Abdul Khalik, The Jakarta Post, Jakarta

Driving outside the Taman Rasuna Apartment South Jakarta, Susan, 25, an employee of a foreign company on Jl. Sudirman in Central Jakarta, nods her head to the beat of a hip-hop song playing on her car's stereo.

"I just want to stop by to get some clothes for some clubbing tonight," she told The Jakarta Post before driving to a restaurant near her office, 15 minutes from her apartment.

After graduating from an overseas management school two years ago, Susan moved out of parents' place in a housing complex in Cibubur, East Jakarta, preferring to live nearer to her office.

She said her parents gave her the down-payment to buy her apartment while she pays the monthly installments.

"I have tried several times to drive from my parents' house, and I have to spend over two hours in traffic just to get to my office. They were very stressful journeys and I was already exhausted when I got to work," she said.

Living in an apartment, Susan, single and independent, can exercise each morning before going to work or swim in the apartment pool every evening, if she's not meeting her workmates or friends in a nearby cafe.

Susan is one of a growing number of well-paid young professionals who are choosing to live in apartments rather than at home with their parents.

There are estimated to be about 45,000 units of apartments and condominiums in the capital, with more expected in the next few years as property developers, such as Agung Podomoro, Artha Graha and Gapura Prima, continue to build across the city.

Most apartment developers are targeting young executives, couples and established families, some who may also own houses in the suburbs but who choose to stay in the city due to the nature of their work.

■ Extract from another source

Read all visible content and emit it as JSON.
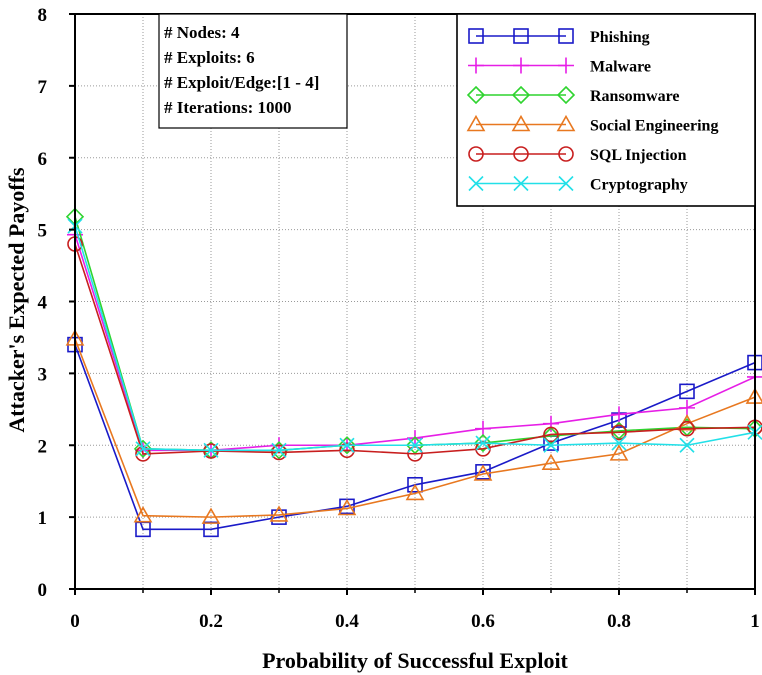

Ferry S. Supandji, vice president of PT Bakrie Swasakti Utama, the developer of Taman Rasuna Apartments, said many people now preferred to live in apartments over houses because they were closer to work, had more facilities and were cheaper to buy.

"With Rp 500 million, you can live in a prestigious neighborhood in the center of the city, while the same amount of money will only buy you a house in a suburban area or even one out of town," he told the Post.

Ferry said many families stayed in apartments during the week, and spent their weekends at houses in Cibubur, Bekasi, Bintaro, or Tangerang.

Apartments like Taman Rasuna, Ferry said, provided complete sports facilities, including swimming pools, tennis and basketball courts, gymnasiums, jogging tracks as well as playgrounds for children, mini markets and drugstores.

The 15-tower Taman Rasuna complex also prioritized the security and privacy of its tenants, he said.

"Each tenant has an access card. You can't just get inside a room as you have to face the security guards first. Unless the tenants give visitors their permission to come in, they can't enter the apartments," he said.

Not all of the people who bought apartments lived in them, however, he said.

"Many owners rent their apartment for between Rp 2.5 million and Rp 6 million a month. It is a good investment as they get around a 10 percent return," he said.